Workers may receive wage replacement benefits until they can return to work. Often, a worker who is still struggling with ongoing symptoms will question the decision to have them return to their job. Who ultimately has control over when a worker returns to their employment?
Multiple parties have input in such decisions
Employers might theoretically rush someone back to work to minimize the costs related to their claim. Resuming the same work could potentially worsen someone’s condition. Therefore, other parties also play a role in decisions about getting an injured employee back on the job.

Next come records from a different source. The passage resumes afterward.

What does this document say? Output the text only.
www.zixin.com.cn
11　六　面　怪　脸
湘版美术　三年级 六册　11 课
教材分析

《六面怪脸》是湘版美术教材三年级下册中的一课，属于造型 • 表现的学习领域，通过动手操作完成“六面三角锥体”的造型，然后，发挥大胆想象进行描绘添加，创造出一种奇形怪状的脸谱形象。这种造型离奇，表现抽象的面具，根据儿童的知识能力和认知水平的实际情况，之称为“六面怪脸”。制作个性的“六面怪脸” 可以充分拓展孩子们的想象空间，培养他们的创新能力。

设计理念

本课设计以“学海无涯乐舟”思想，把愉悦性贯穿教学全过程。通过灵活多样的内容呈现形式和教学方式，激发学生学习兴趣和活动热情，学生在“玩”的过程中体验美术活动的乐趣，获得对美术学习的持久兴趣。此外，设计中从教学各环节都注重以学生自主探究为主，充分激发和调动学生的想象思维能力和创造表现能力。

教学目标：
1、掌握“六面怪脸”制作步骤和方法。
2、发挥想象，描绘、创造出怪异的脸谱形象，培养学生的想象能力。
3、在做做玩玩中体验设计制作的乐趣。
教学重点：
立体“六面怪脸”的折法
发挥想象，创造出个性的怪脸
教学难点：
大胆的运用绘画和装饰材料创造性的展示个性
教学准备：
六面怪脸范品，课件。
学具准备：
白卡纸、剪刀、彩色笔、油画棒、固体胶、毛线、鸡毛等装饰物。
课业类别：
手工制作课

The physician who oversees someone’s care significantly influences decisions about someone’s work abilities. They determine how likely someone is to recover and what impact their return to work may have on their symptoms. The claims administrator may review the situation to decide if a decision is appropriate.
Employers can also play a role in the decision. If they are able to accommodate a worker with functional limitations, they may be able to adjust someone’s job based on medical recommendations to get them back to work as quickly as possible. The injured worker and the attorney representing them can also influence the outcome of this process.
Occasionally, when there are disagreements about a worker’s support needs and ability to return to their job, a thorough evaluation may be necessary. That evaluation can help validate claims of ongoing symptoms and determine what accommodations that worker requires. Understanding who influences the outcome of a workers’ compensation claim may help an employee better advocate for themselves during their recovery.